It was a short reunion. Within a week of his June 30 departure, he joined the board of StemCells, Inc, a recipient of $19.4 million from CIRM for Alzheimer's research. Los Angeles Times columnist Michael Hiltzik seized upon the occasion to review the program's history of cronyism allegations that have been prevalent since voters established CIRM at the ballot box in 2004 and seeded it with $3 billion.
Proposition 71 was overwhelmingly passed in response to the Bush administration's freezing of stem cell research, while citing moral objections to the destruction of human embryos in some of the processes. Bush restricted federal funding of research to a handful of human embryonic stem cell lines, already created, halting research into treatments for a range of problems, including Parkinson's, Alzheimer's, diabetes, nervous system therapies and leukemia.
The program funds basic research, making it difficult for the layperson to judge its success. But the American Journal for Public Health wrote in 2010 that the program was fulfilling its mission by establishing research priorities, creating ethical standards, making it possible for academic researchers to work together with private enterprise and establishing extensive global collaborations.
CIRM says its funding has “led to more than 1,750 published discoveries . . . trained more than 1,500 high school, college and graduate-level students . . . lured more than 130 senior-level scientists and their labs to California . . . funded 87 therapy-focused awards worth more than $600 million . . . generated $264 million in tax revenues by 2014 . . . and generated 38,000 job-years by 2014.”
Prop. 71 set up a 29-member board of directors, each of whom was required to have a California connection to stem cells via academia, a private company, a public institution or an advocacy group. More than 80% of grants ended up going to institutions represented on the board. Stanford led the way with 88 grants totaling $275.4 million, followed by four University of California schools and the University of Southern California. StemCells, Inc. is 20th on the list.
Both reports recommend reconfiguring the academia-dominated board by adding independent members with no ties to CIRM-funded entities. Little Hoover suggested lopping off 14 members. Both recommended separating management from the board, and the board from the money. They also recommended staggering the terms of board members and adding some people from the business community.
None of the recommendations were adopted. Little Hoover warned that, “As CIRM matures, these issues take on greater consequence.”
CIRM is not unaware of the conflict-of-interest accusations and acknowledged that Trounson's new job looks fishy. His successor, C. Randall Mills, put out a press release claiming that the board knew nothing in advance about Trounson's new position and promised to investigate. “We take even the appearance of conflicts of interest very seriously,” he wrote.
Hiltzik has been writing about the board's perceived conflicts for years. He wrote about StemCells Inc. landing its $20 million in 2012 and more recently about how its co-founder, Irving Weissman, is listed as the principal on four grants to Stanford totaling $35 million. Weissman was featured in ads for Prop. 71 during the campaign to get it passed.
The California Stem Cell Report has provided a steady diet of conflict-of-interest stories and revisited a few of the issues in February. It started by reaching back to 2007 when applications from 10 researchers for $31 million was voided because of violations by five board members. The story also mentioned the board's support for StemCells, Inc.'s original effort to land $40 million in grants, although grant reviewers had already rejected one of the two $20 million applications.
The original $3 billion voters provided CIRM is expected to be gone by 2017 and word is already circulating that the program's original sponsor and first president, Robert Klein, would like to see a $5-billion infusion of cash from voters via another ballot measure in 2016.

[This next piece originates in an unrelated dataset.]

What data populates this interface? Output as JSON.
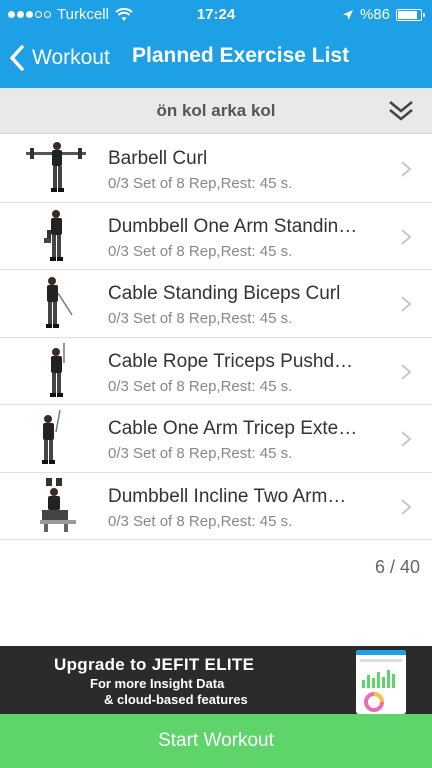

The problems addressed by stem cell research are serious and the cause of promoting research in light of federal resistance is worthy. But assessment of CIRM's success is difficult. The public was given the impression in 2004 that funding CIRM would bring almost immediate breakthroughs in the treatment of serious maladies.
Basic research of the type supported by CIRM doesn't work that way, but supporters will have a harder time explaining that to a skeptical public in 2016 if a cloud of cronyism still hangs over the program.